Há quarenta anos atrás existia uma convergência de objetivos políticos entre a antiga União Soviética e os líderes das nações muçulmanas do Magreb e do Médio Oriente. Não sendo marxistas, líderes como Nasser, Bourguiba, Kadhafi, Saddam Hussein ou Assad, personificavam o espírito dos Não Alinhados, que rejeitavam com maior ênfase o imperialismo americano do que o seu rival no conflito entre as duas superpotências de então. A explicação estava no que uma e outra defendiam relativamente ao problema palestiniano, agudizado ademais pelo desenlace da guerra de 1967.
Os comunistas locais acabavam por ser um estorvo, quer para esses dirigentes, quer para os próprios senhores do Kremlin: incapazes de resolverem a contradição entre a sua lógica internacionalista e as aspirações nacionalistas dos governos saídos das recentes independências, acabaram reprimidos pelos primeiros e abandonados pelos que deveriam ser os seus maiores apoiantes. Ainda que o exemplo do Afeganistão, em que Moscovo arriscou a implantação de um regime a seu contento, tenha demonstrado a razão da estratégia anteriormente aplicada.

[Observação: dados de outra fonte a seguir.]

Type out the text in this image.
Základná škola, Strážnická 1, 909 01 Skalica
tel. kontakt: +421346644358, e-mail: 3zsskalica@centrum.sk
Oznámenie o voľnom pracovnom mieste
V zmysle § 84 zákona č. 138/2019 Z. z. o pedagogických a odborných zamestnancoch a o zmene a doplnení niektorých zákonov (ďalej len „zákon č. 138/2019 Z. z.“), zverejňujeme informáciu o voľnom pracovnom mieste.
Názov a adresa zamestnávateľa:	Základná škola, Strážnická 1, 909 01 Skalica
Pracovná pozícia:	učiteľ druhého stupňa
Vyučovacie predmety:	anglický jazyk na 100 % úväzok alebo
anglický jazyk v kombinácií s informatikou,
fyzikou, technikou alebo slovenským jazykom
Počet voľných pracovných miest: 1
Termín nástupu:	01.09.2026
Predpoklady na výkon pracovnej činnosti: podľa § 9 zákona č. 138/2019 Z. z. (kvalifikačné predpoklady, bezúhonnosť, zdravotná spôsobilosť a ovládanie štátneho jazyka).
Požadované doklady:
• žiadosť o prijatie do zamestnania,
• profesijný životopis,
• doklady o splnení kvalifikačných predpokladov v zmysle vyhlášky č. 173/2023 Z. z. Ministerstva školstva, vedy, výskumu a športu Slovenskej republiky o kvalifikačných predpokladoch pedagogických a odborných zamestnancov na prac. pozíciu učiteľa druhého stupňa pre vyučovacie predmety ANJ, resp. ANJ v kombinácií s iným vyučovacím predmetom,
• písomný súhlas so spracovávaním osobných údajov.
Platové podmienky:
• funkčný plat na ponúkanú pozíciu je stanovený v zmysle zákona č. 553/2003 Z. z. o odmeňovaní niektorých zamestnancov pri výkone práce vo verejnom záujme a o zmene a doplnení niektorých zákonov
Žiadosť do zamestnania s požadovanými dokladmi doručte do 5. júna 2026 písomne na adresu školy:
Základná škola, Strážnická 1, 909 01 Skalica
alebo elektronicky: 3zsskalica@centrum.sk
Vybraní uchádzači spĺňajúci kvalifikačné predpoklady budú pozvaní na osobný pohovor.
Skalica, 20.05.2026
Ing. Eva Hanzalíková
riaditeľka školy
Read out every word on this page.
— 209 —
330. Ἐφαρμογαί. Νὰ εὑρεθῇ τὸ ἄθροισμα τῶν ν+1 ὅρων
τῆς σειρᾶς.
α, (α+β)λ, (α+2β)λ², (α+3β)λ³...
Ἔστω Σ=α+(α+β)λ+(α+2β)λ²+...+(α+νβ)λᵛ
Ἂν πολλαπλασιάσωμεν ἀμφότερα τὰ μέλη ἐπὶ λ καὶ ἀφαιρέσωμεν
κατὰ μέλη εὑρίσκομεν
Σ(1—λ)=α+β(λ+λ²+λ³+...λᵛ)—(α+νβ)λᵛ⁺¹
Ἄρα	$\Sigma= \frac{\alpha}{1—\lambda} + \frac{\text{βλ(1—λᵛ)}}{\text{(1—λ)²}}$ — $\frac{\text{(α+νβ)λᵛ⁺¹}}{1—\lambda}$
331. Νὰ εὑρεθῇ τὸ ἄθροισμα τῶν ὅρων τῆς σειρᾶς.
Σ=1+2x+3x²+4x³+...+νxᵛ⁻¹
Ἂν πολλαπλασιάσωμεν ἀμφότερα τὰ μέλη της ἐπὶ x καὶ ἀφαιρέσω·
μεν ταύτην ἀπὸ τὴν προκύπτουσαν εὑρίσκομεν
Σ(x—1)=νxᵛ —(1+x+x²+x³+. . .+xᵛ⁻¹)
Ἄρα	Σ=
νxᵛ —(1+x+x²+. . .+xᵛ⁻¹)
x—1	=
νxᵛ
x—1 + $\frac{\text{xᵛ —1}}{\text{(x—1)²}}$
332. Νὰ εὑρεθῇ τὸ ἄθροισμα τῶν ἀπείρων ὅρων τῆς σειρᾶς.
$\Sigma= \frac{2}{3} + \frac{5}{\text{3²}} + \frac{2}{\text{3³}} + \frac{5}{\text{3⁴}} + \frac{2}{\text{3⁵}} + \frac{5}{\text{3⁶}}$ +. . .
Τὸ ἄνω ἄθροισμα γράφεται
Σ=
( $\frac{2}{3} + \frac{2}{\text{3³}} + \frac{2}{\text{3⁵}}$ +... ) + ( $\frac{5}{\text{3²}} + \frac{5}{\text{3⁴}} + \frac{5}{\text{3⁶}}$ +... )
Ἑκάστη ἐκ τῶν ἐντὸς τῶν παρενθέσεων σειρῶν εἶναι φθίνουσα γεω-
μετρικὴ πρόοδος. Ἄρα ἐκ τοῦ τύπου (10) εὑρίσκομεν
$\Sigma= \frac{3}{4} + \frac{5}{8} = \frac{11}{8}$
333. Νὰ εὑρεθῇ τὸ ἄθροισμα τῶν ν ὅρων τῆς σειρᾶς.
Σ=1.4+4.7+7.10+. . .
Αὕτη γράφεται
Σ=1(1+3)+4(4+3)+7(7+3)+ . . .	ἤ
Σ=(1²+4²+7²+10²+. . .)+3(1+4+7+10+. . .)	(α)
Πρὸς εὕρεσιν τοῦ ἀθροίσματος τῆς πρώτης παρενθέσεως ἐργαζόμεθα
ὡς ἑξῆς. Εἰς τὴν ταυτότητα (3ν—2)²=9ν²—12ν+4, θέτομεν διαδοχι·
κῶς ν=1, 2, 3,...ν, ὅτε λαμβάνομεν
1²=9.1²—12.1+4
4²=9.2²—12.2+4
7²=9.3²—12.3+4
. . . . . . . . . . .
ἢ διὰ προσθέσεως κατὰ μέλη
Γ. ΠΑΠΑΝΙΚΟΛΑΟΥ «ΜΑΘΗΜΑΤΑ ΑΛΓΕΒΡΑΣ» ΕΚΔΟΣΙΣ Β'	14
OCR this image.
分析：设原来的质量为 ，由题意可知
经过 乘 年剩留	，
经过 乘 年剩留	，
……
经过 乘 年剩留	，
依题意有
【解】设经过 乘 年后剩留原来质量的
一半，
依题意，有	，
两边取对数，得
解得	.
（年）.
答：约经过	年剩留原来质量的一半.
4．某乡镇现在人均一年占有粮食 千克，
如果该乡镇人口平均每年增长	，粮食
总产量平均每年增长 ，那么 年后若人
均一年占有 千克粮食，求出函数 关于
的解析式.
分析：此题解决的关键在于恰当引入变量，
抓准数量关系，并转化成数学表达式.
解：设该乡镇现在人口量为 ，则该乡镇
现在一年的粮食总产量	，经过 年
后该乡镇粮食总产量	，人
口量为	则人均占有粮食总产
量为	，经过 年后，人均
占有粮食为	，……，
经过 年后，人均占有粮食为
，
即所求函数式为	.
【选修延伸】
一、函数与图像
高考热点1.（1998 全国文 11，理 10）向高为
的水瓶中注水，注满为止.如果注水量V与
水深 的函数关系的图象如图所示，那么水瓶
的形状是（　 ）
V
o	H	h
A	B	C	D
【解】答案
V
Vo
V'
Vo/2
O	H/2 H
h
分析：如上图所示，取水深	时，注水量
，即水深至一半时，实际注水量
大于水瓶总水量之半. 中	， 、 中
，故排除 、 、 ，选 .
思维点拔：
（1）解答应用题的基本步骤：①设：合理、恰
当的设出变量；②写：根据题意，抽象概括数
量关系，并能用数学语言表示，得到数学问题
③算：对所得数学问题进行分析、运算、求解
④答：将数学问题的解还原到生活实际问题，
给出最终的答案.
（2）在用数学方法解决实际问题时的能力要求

A viragem do egípcio Sadat, que orientou as alianças estratégicas do seu país para o campo ocidental, inaugurou o progressivo divórcio desses países com Moscovo, caracterizado hoje por um crescimento significativo do fundamentalismo islâmico e o quase desaparecimento dos intelectuais marxistas, que tinham defendido no comunismo um modelo capaz de responder ao fracasso da tradição na defesa da identidade muçulmana.
Dir-se-ia existir atualmente um antagonismo inconciliável entre o islamismo e o marxismo, apesar de um dos grandes vultos do Wahabismo - Rashid Ridâ - ter defendido em tempos (anos 30) a complementaridade entre os ideais marxistas e os princípios sociais e económicos do Estado muçulmano original.
De facto, na primeira metade do século XX o marxismo irrompera em força no mundo muçulmano, enquanto resposta ao declínio das antigas potências muçulmanas no final do século anterior. Foi em função de tais ideias, que muitas das lutas pela descolonização e consequente independência foram travadas.
Os líderes desses movimentos revolucionários estavam seduzidos pelas ideias inerentes ao progresso científico anunciado pelo materialismo histórico.
Quando se dá a vitória da Revolução Bolchevique em 1917, muitos dos muçulmanos do antigo Império Russo aderiram a ela sem reservas, cientes de conseguirem por essa via a independência das suas nações euroasiáticas. O próprio Lenine afiançara-lhes o respeito pela sua cultura e instituições!
O afastamento entre o marxismo e as nações muçulmanas surge a partir de 1923, quando Estaline opta pela criação de Repúblicas Soviéticas artificiais, que transforma a URSS numa potência imperialista. Muitos dos problemas por que passa hoje a Rússia de Putin - nomeadamente com os recentes atentados em Volgogrado - têm origem nesse ponto de viragem!
E, no entanto, o fundamentalismo islâmico até copia muitos dos aspetos estratégicos herdados do marxismo: além da retórica anti-imperialista e anti sionista, baseia muito do seu relativo sucesso no culto da personalidade e nas preocupações sociais. Diferencia-se-lhe, porém, pelo recurso a uma violência do tipo sacrificial herdado do wahabismo, que se mostrara tão eficiente na península arábica.
Pode-se, pois, considerar que, aliados circunstanciais há cerca de um século, os marxistas e os muçulmanos estão hoje em campos diametralmente opostos. Muito embora não se exclua a possibilidade de, tal como antigos trotsquistas ou comunistas ortodoxos se viraram para o radicalismo islâmico, por lhes parecer ideário mais eficaz nas suas lutas, futuras derrotas dessa estratégia não venham a suscitar inflexão de sinal oposto.